Enhancing Intrusion Detection in Software-Defined Networking Using SMOTE-Based Resampling and PCA-Driven Dimensionality Reduction: A Machine Learning Approach

Abstract

Software-Defined Networking (SDN) offers dynamic and programmable network control but remains vulnerable to various cyber-attacks, making robust Intrusion Detection Systems (IDS) essential. This study investigates the impact of class imbalance on IDS performance in SDN using the publicly available InSDN dataset. To address this imbalance, we applied the Synthetic Minority Over-sampling Technique (SMOTE), followed by Principal Component Analysis (PCA) for dimensionality reduction.
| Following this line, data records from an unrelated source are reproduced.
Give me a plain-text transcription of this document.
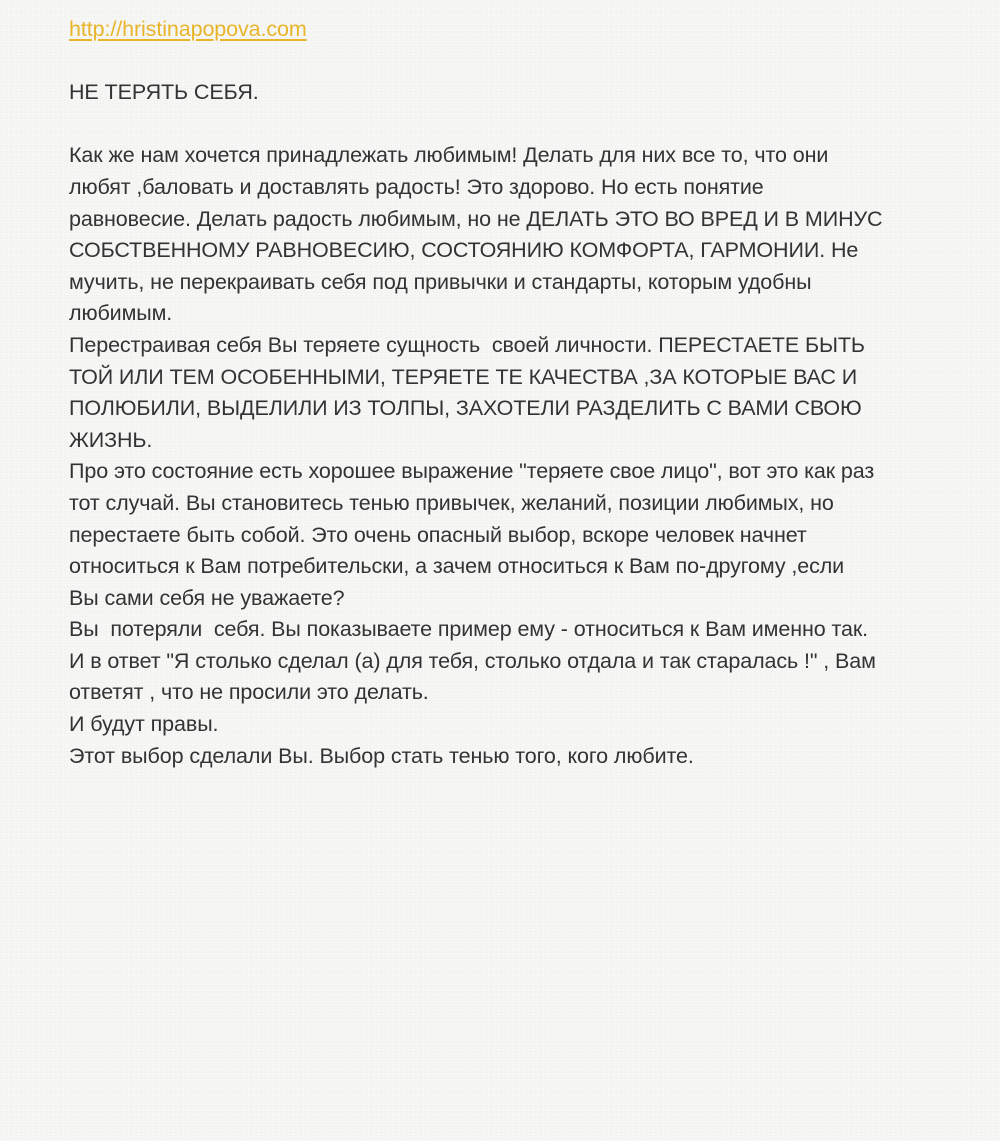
http://hristinapopova.com
НЕ ТЕРЯТЬ СЕБЯ.
Как же нам хочется принадлежать любимым! Делать для них все то, что они
любят ,баловать и доставлять радость! Это здорово. Но есть понятие
равновесие. Делать радость любимым, но не ДЕЛАТЬ ЭТО ВО ВРЕД И В МИНУС
СОБСТВЕННОМУ РАВНОВЕСИЮ, СОСТОЯНИЮ КОМФОРТА, ГАРМОНИИ. Не
мучить, не перекраивать себя под привычки и стандарты, которым удобны
любимым.
Перестраивая себя Вы теряете сущность  своей личности. ПЕРЕСТАЕТЕ БЫТЬ
ТОЙ ИЛИ ТЕМ ОСОБЕННЫМИ, ТЕРЯЕТЕ ТЕ КАЧЕСТВА ,ЗА КОТОРЫЕ ВАС И
ПОЛЮБИЛИ, ВЫДЕЛИЛИ ИЗ ТОЛПЫ, ЗАХОТЕЛИ РАЗДЕЛИТЬ С ВАМИ СВОЮ
ЖИЗНЬ.
Про это состояние есть хорошее выражение "теряете свое лицо", вот это как раз
тот случай. Вы становитесь тенью привычек, желаний, позиции любимых, но
перестаете быть собой. Это очень опасный выбор, вскоре человек начнет
относиться к Вам потребительски, а зачем относиться к Вам по-другому ,если
Вы сами себя не уважаете?
Вы  потеряли  себя. Вы показываете пример ему - относиться к Вам именно так.
И в ответ "Я столько сделал (а) для тебя, столько отдала и так старалась !" , Вам
ответят , что не просили это делать.
И будут правы.
Этот выбор сделали Вы. Выбор стать тенью того, кого любите.
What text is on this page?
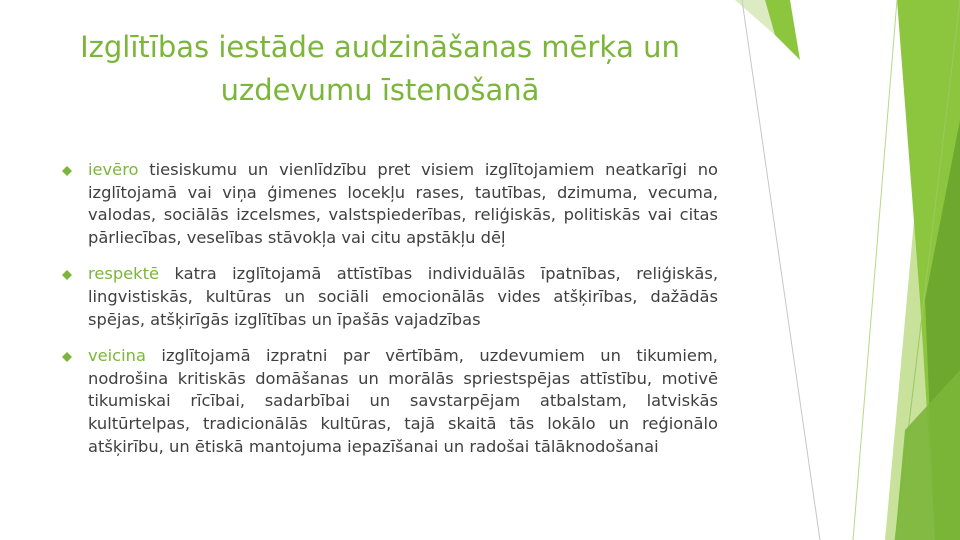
Izglītības iestāde audzināšanas mērķa un
uzdevumu īstenošanā
ievēro tiesiskumu un vienlīdzību pret visiem izglītojamiem neatkarīgi no izglītojamā vai viņa ģimenes locekļu rases, tautības, dzimuma, vecuma, valodas, sociālās izcelsmes, valstspiederības, reliģiskās, politiskās vai citas pārliecības, veselības stāvokļa vai citu apstākļu dēļ
respektē katra izglītojamā attīstības individuālās īpatnības, reliģiskās, lingvistiskās, kultūras un sociāli emocionālās vides atšķirības, dažādās spējas, atšķirīgās izglītības un īpašās vajadzības
veicina izglītojamā izpratni par vērtībām, uzdevumiem un tikumiem, nodrošina kritiskās domāšanas un morālās spriestspējas attīstību, motivē tikumiskai rīcībai, sadarbībai un savstarpējam atbalstam, latviskās kultūrtelpas, tradicionālās kultūras, tajā skaitā tās lokālo un reģionālo atšķirību, un ētiskā mantojuma iepazīšanai un radošai tālāknodošanai
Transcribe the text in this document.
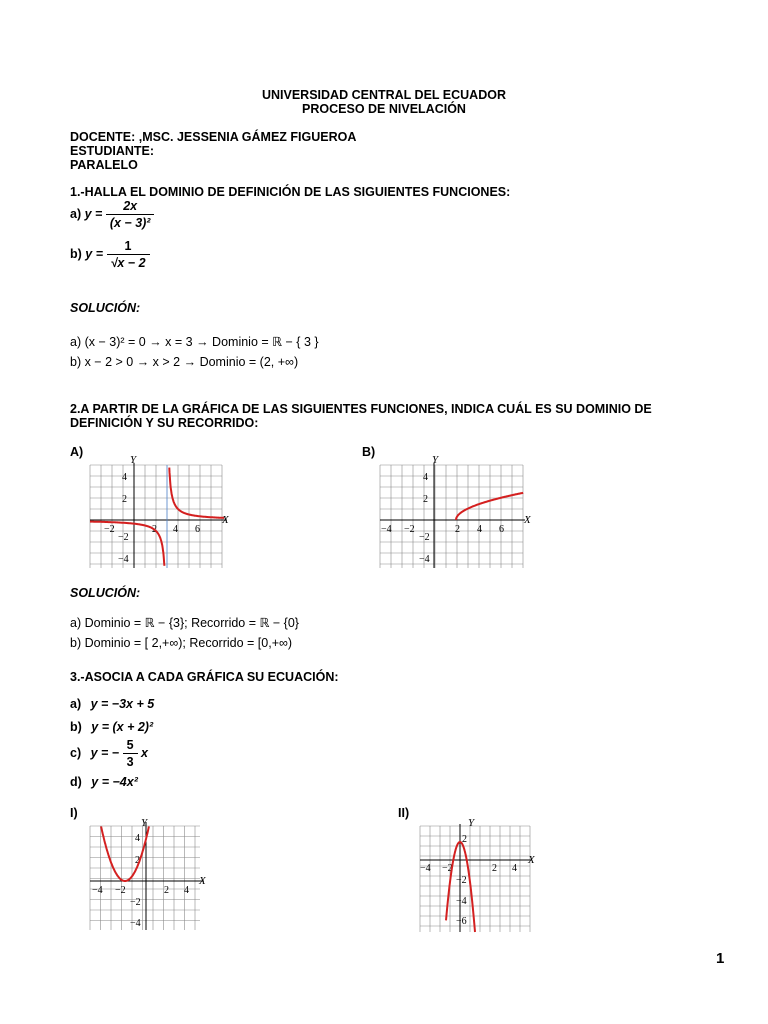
UNIVERSIDAD CENTRAL DEL ECUADOR
PROCESO DE NIVELACIÓN
DOCENTE: ,MSC. JESSENIA GÁMEZ FIGUEROA
ESTUDIANTE:
PARALELO
1.-HALLA EL DOMINIO DE DEFINICIÓN DE LAS SIGUIENTES FUNCIONES:
a) $y = \frac{2x}{\text{(x − 3)²}}$
b) $y = \frac{1}{√x - 2}$
SOLUCIÓN:
a) (x − 3)² = 0 → x = 3 → Dominio = ℝ − { 3 }
b) x − 2 > 0 → x > 2 → Dominio = (2, +∞)
2.A PARTIR DE LA GRÁFICA DE LAS SIGUIENTES FUNCIONES, INDICA CUÁL ES SU DOMINIO DE
DEFINICIÓN Y SU RECORRIDO:
A)	B)
X
Y
−2	2 4 6
4
2
−2
−4
X
Y
−4 −2	2 4 6
4
2
−2
−4
SOLUCIÓN:
a) Dominio = ℝ − {3}; Recorrido = ℝ − {0}
b) Dominio = [ 2,+∞); Recorrido = [0,+∞)
3.-ASOCIA A CADA GRÁFICA SU ECUACIÓN:
a) y = −3x + 5
b) y = (x + 2)²
c) y = − $\frac{5}{3}$ x
d) y = −4x²
I)	II)
X
Y
−4 −2	2 4
4
2
−2
−4
X
Y
−4 −2	2 4
2
−2
−4
−6
1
Multiple machine learning classifiers—Random Forest, Support Vector Machine, K-Nearest Neighbors, and Logistic Regression—were evaluated on both imbalanced and balanced datasets. Our results reveal that the integration of SMOTE and PCA significantly improves classification performance, especially for minority attack classes. The optimized Random Forest model achieved 97.4% accuracy and a macro F1-score of 92.3%, outperforming all other configurations. This study proposes a streamlined ML pipeline combining oversampling and feature selection, offering a computationally efficient and highly accurate solution for IDS in SDN environments.